Projet de loi 144 : « Un pas dans la bonne direction » selon Jean-Pierre Proulx

Mardi, 20 Juin, 2017 - 11:49
Le 9 juin, le ministre de l’Éducation Sébastien Proulx a déposé à l’Assemblée nationale le projet de loi 144 devant notamment permettre à ses fonctionnaires d’inspecter les écoles illégales de la province pour vérifier si leur enseignement respecte la Loi sur l’instruction publique. La loi, qui doit entrer en vigueur en 2018, prévoit des dispositions afin que l’enseignement à la maison réponde aux mêmes exigences que celui dispensé dans les établissements scolaires.
 
Lors d’un point de presse, le ministre a dit souhaiter que chaque enfant puisse avoir accès aux mêmes services éducatifs, peu importe son statut ou sa religion. Il veut pour cela doter son ministère des «outils» et des «pouvoirs» adéquats.
 
Parmi ces nouveaux outils, fonctionnaires pourront avoir accès à la banque d’informations sur les citoyens détenue par le ministère de la Santé grâce à la carte d’assurance maladie.
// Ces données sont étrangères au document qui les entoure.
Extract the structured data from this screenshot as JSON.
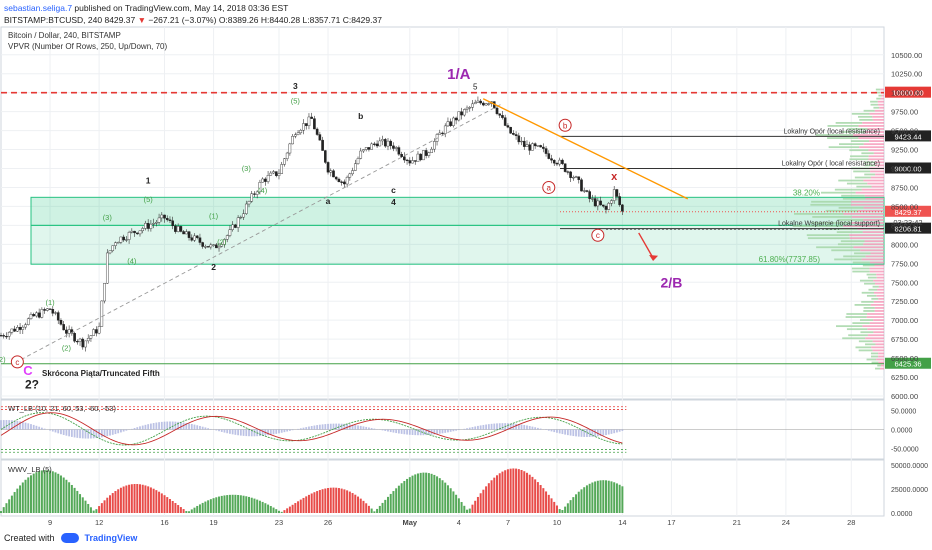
{
  "header": {
    "author": "sebastian.seliga.7",
    "published": "published on TradingView.com, May 14, 2018 03:36 EST",
    "symbol": "BITSTAMP:BTCUSD, 240",
    "last": "8429.37",
    "change": "−267.21 (−3.07%)",
    "open": "O:8389.26",
    "high": "H:8440.28",
    "low": "L:8357.71",
    "close": "C:8429.37"
  },
  "legend": {
    "title": "Bitcoin / Dollar, 240, BITSTAMP",
    "vpvr": "VPVR (Number Of Rows, 250, Up/Down, 70)",
    "wt": "WT_LB (10, 21, 60, 53, -60, -53)",
    "wvv": "WWV_LB (5)"
  },
  "footer": {
    "created": "Created with",
    "brand": "TradingView"
  },
  "colors": {
    "up": "#26a69a",
    "down": "#ef5350",
    "zone": "#26c281",
    "red_line": "#e53935",
    "trend": "#ff9800",
    "wave_purple": "#9c27b0",
    "vpvr_up": "#a5d6a7",
    "vpvr_down": "#f48fb1"
  },
  "chart_data": [
    {
      "type": "candlestick",
      "title": "Bitcoin / Dollar, 240, BITSTAMP",
      "y_axis": {
        "ylim": [
          6000,
          10800
        ],
        "ticks": [
          6000,
          6250,
          6500,
          6750,
          7000,
          7250,
          7500,
          7750,
          8000,
          8250,
          8500,
          8750,
          9000,
          9250,
          9500,
          9750,
          10000,
          10250,
          10500
        ],
        "tick_labels": [
          "6000.00",
          "6250.00",
          "6500.00",
          "6750.00",
          "7000.00",
          "7250.00",
          "7500.00",
          "7750.00",
          "8000.00",
          "8250.00",
          "8500.00",
          "8750.00",
          "9000.00",
          "9250.00",
          "9500.00",
          "9750.00",
          "10000.00",
          "10250.00",
          "10500.00"
        ]
      },
      "x_axis": {
        "date_range": [
          "2018-04-06",
          "2018-05-30"
        ],
        "tick_dates": [
          "2018-04-09",
          "2018-04-12",
          "2018-04-16",
          "2018-04-19",
          "2018-04-23",
          "2018-04-26",
          "2018-05-01",
          "2018-05-04",
          "2018-05-07",
          "2018-05-10",
          "2018-05-14",
          "2018-05-17",
          "2018-05-21",
          "2018-05-24",
          "2018-05-28"
        ],
        "tick_labels": [
          "9",
          "12",
          "16",
          "19",
          "23",
          "26",
          "May",
          "4",
          "7",
          "10",
          "14",
          "17",
          "21",
          "24",
          "28"
        ]
      },
      "price_path": [
        [
          "2018-04-06",
          6800
        ],
        [
          "2018-04-07",
          6900
        ],
        [
          "2018-04-08",
          7050
        ],
        [
          "2018-04-09",
          7150
        ],
        [
          "2018-04-10",
          6850
        ],
        [
          "2018-04-11",
          6700
        ],
        [
          "2018-04-12",
          6900
        ],
        [
          "2018-04-12T12",
          7850
        ],
        [
          "2018-04-13",
          8050
        ],
        [
          "2018-04-14",
          8150
        ],
        [
          "2018-04-15",
          8250
        ],
        [
          "2018-04-16",
          8350
        ],
        [
          "2018-04-17",
          8150
        ],
        [
          "2018-04-18",
          8050
        ],
        [
          "2018-04-19",
          7950
        ],
        [
          "2018-04-20",
          8150
        ],
        [
          "2018-04-21",
          8500
        ],
        [
          "2018-04-22",
          8850
        ],
        [
          "2018-04-23",
          8950
        ],
        [
          "2018-04-24",
          9500
        ],
        [
          "2018-04-25",
          9650
        ],
        [
          "2018-04-26",
          9000
        ],
        [
          "2018-04-27",
          8800
        ],
        [
          "2018-04-28",
          9200
        ],
        [
          "2018-04-29",
          9350
        ],
        [
          "2018-04-30",
          9300
        ],
        [
          "2018-05-01",
          9100
        ],
        [
          "2018-05-02",
          9200
        ],
        [
          "2018-05-03",
          9500
        ],
        [
          "2018-05-04",
          9700
        ],
        [
          "2018-05-05",
          9850
        ],
        [
          "2018-05-06",
          9900
        ],
        [
          "2018-05-07",
          9500
        ],
        [
          "2018-05-08",
          9300
        ],
        [
          "2018-05-09",
          9250
        ],
        [
          "2018-05-10",
          9100
        ],
        [
          "2018-05-11",
          8900
        ],
        [
          "2018-05-12",
          8600
        ],
        [
          "2018-05-13",
          8450
        ],
        [
          "2018-05-13T12",
          8700
        ],
        [
          "2018-05-14",
          8429.37
        ]
      ],
      "horizontal_levels": [
        {
          "price": 10000,
          "label": "10000.00",
          "style": "dashed-red"
        },
        {
          "price": 9423.44,
          "label": "9423.44",
          "note": "Lokalny Opór (local resistance)"
        },
        {
          "price": 9000,
          "label": "9000.00",
          "note": "Lokalny Opór ( local resistance)"
        },
        {
          "price": 8206.81,
          "label": "8206.81",
          "note": "Lokalne Wsparcie (local support)"
        },
        {
          "price": 8429.37,
          "label": "8429.37",
          "style": "last-price"
        },
        {
          "price": 6425.36,
          "label": "6425.36",
          "style": "green-line"
        }
      ],
      "fib_zones": [
        {
          "from": 8250,
          "to": 8620,
          "label": "38.20%"
        },
        {
          "from": 7737.85,
          "to": 8250,
          "label": "61.80%(7737.85)"
        }
      ],
      "countdown": "03:23:42",
      "annotations": {
        "wave_main": "1/A",
        "wave_target": "2/B",
        "wave_five": "5",
        "wave_x": "x",
        "truncated": "Skrócona Piąta/Truncated Fifth",
        "big_c": "C",
        "two_q": "2?",
        "labels": [
          "1",
          "2",
          "3",
          "4",
          "a",
          "b",
          "c",
          "(1)",
          "(2)",
          "(3)",
          "(4)",
          "(5)"
        ]
      }
    },
    {
      "type": "line",
      "title": "WT_LB (10, 21, 60, 53, -60, -53)",
      "ylim": [
        -70,
        70
      ],
      "tick_labels": [
        "50.0000",
        "0.0000",
        "-50.0000"
      ],
      "levels": [
        60,
        53,
        -53,
        -60
      ]
    },
    {
      "type": "bar",
      "title": "WWV_LB (5)",
      "ylim": [
        0,
        52000
      ],
      "tick_labels": [
        "50000.0000",
        "25000.0000",
        "0.0000"
      ]
    }
  ]
}
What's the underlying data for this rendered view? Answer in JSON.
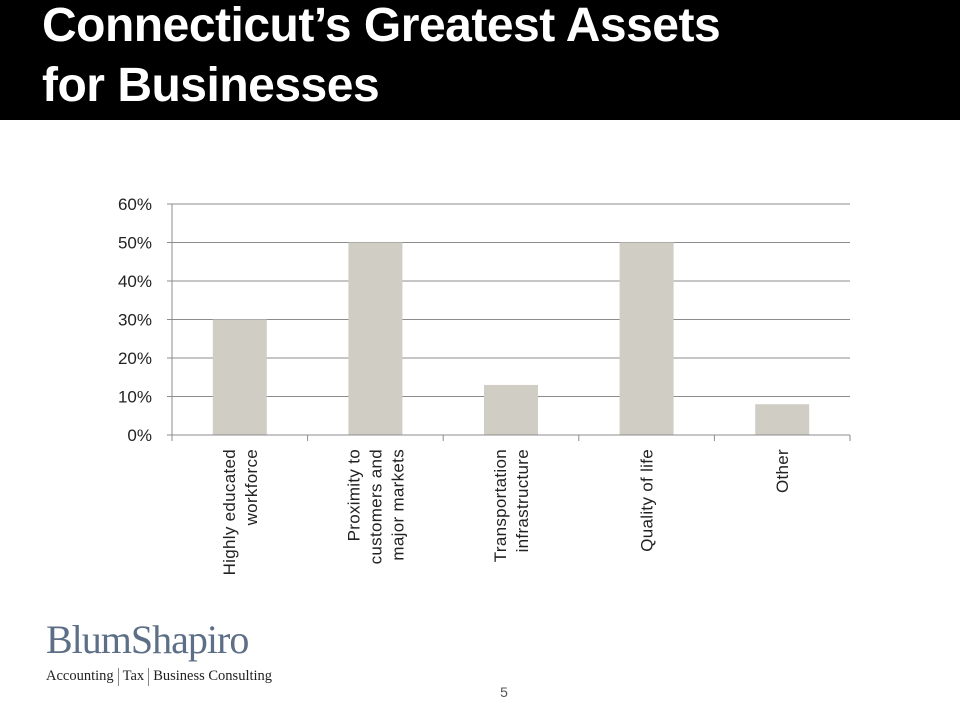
{
  "slide": {
    "title_lines": [
      "Connecticut’s Greatest Assets",
      "for Businesses"
    ],
    "page_number": "5"
  },
  "logo": {
    "name": "BlumShapiro",
    "tagline": [
      "Accounting",
      "Tax",
      "Business Consulting"
    ]
  },
  "colors": {
    "title_bar": "#000000",
    "bar_fill": "#d0cdc5",
    "gridline": "#8c8c8c",
    "logo_blue": "#5d6f86"
  },
  "chart_data": {
    "type": "bar",
    "categories": [
      [
        "Highly educated",
        "workforce"
      ],
      [
        "Proximity to",
        "customers and",
        "major markets"
      ],
      [
        "Transportation",
        "infrastructure"
      ],
      [
        "Quality of life"
      ],
      [
        "Other"
      ]
    ],
    "series": [
      {
        "values": [
          30,
          50,
          13,
          50,
          8
        ]
      }
    ],
    "yticks": [
      "0%",
      "10%",
      "20%",
      "30%",
      "40%",
      "50%",
      "60%"
    ],
    "ylim": [
      0,
      60
    ],
    "y_unit": "percent",
    "grid": true,
    "legend": "none"
  }
}
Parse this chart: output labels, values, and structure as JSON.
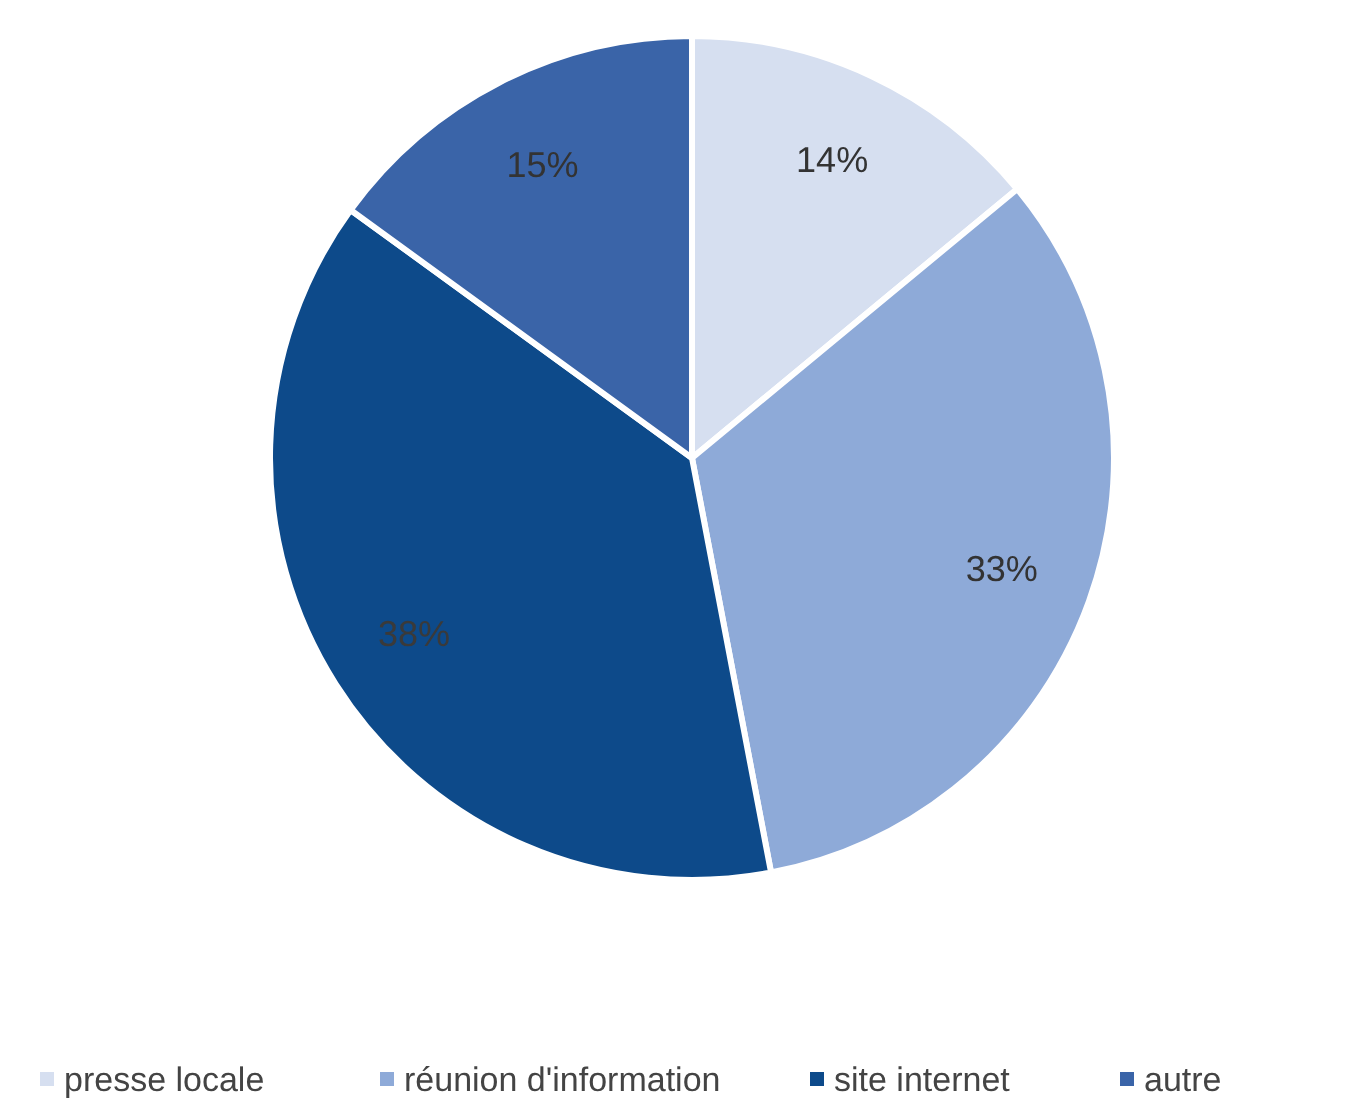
{
  "chart_data": {
    "type": "pie",
    "categories": [
      "presse locale",
      "réunion d'information",
      "site internet",
      "autre"
    ],
    "values": [
      14,
      33,
      38,
      15
    ],
    "colors": [
      "#d6dff0",
      "#8eaad8",
      "#0d4a8a",
      "#3a64a8"
    ],
    "value_labels": [
      "14%",
      "33%",
      "38%",
      "15%"
    ],
    "legend": "bottom"
  }
}
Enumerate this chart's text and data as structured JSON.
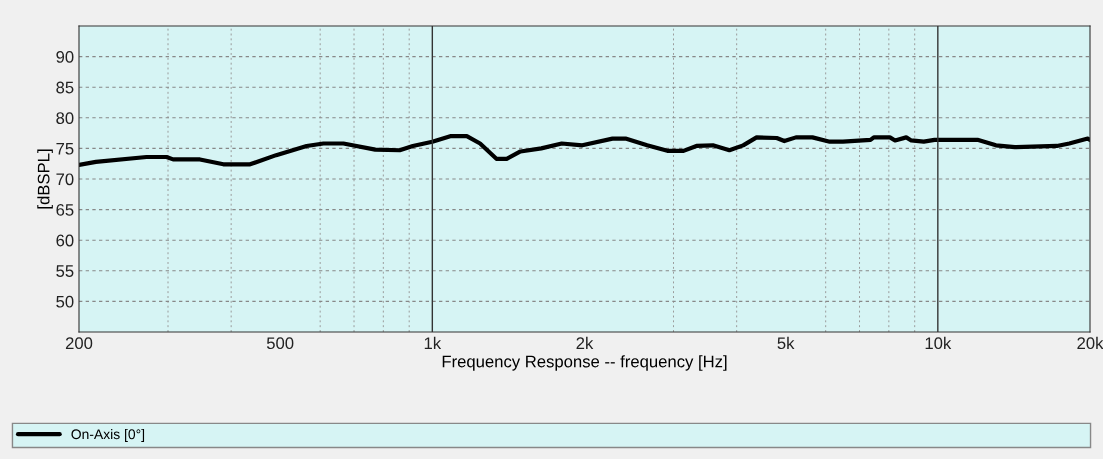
{
  "chart_data": {
    "type": "line",
    "xlabel": "Frequency Response -- frequency [Hz]",
    "ylabel": "[dBSPL]",
    "log": "x",
    "xlim": [
      200,
      20000
    ],
    "xticks": [
      200,
      500,
      {
        "value": 1000,
        "label": "1k"
      },
      {
        "value": 2000,
        "label": "2k"
      },
      {
        "value": 5000,
        "label": "5k"
      },
      {
        "value": 10000,
        "label": "10k"
      },
      {
        "value": 20000,
        "label": "20k"
      }
    ],
    "ylim": [
      45,
      95
    ],
    "yticks": [
      50,
      55,
      60,
      65,
      70,
      75,
      80,
      85,
      90
    ],
    "grid": true,
    "legend": "bottom",
    "line_style": "solid",
    "marker": "none",
    "series": [
      {
        "name": "On-Axis [0°]",
        "color": "#000000",
        "x": [
          200,
          216,
          272,
          298,
          307,
          347,
          386,
          436,
          491,
          564,
          609,
          667,
          771,
          862,
          915,
          1000,
          1085,
          1170,
          1243,
          1339,
          1403,
          1494,
          1643,
          1803,
          1980,
          2272,
          2411,
          2660,
          2917,
          3140,
          3330,
          3590,
          3870,
          4120,
          4380,
          4800,
          4970,
          5240,
          5650,
          6110,
          6490,
          7360,
          7470,
          8040,
          8230,
          8660,
          8860,
          9380,
          9850,
          11980,
          13030,
          14200,
          17200,
          18200,
          19800,
          20000
        ],
        "values": [
          72.3,
          72.8,
          73.6,
          73.6,
          73.2,
          73.2,
          72.4,
          72.4,
          73.9,
          75.4,
          75.8,
          75.8,
          74.8,
          74.7,
          75.4,
          76.1,
          77.0,
          77.0,
          75.8,
          73.3,
          73.3,
          74.5,
          75.0,
          75.8,
          75.5,
          76.6,
          76.6,
          75.5,
          74.6,
          74.6,
          75.4,
          75.5,
          74.7,
          75.5,
          76.8,
          76.7,
          76.2,
          76.8,
          76.8,
          76.1,
          76.1,
          76.4,
          76.8,
          76.8,
          76.3,
          76.8,
          76.3,
          76.1,
          76.4,
          76.4,
          75.5,
          75.2,
          75.4,
          75.8,
          76.6,
          76.4
        ]
      }
    ]
  }
}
Ils seront ainsi en mesure de retracer les enfants qui ne sont pas scolarisés.
 
Par ailleurs, Sébastien Proulx a également mentionné qu’un projet de loi modifiant la Loi sur la protection de la jeunesse a été déposé afin de rendre plus facile une intervention des fonctionnaires.
 
Invité à commenter le projet de loi 144, Jean-Pierre Proulx, ancien journaliste du quotidien et ex professeur à la Faculté des sciences de l’éducation de l’Université de Montréal, est d’avis qu’il représente «un pas dans la bonne direction. C’est ce qu’il fallait faire.»
 
Selon cet expert, qui a présidé le Groupe de travail ministériel sur la place de la religion à l’école entre 1997 et 1999, «le projet de loi est fondé sur un principe fondamental qui est le droit des enfants à l’éducation pour assurer à la fois leur développement personnel et leur participation à la vie commune».
 
Certains pourront s’étonner du fait que le gouvernement ait tardé si longtemps avant de se doter des pouvoirs nécessaires afin de s’assurer que les enfants, peu importe leur situation, reçoivent une éducation qui respecte la Loi sur l’instruction publique, croit-il. Mais il soutient que cela s’explique.
 
«Nous constatons qu’il y a des moments de crises dans la société qui favorisent des prises de conscience et l’action gouvernementale. Jusque-là, à part quelques intellectuels, des journalistes ou des citoyens plus au fait, plus sensibles à ces questions-là, personne n’intervenait. Cette situation n’empêchait pas la société de respirer et le gouvernement de gouverner.»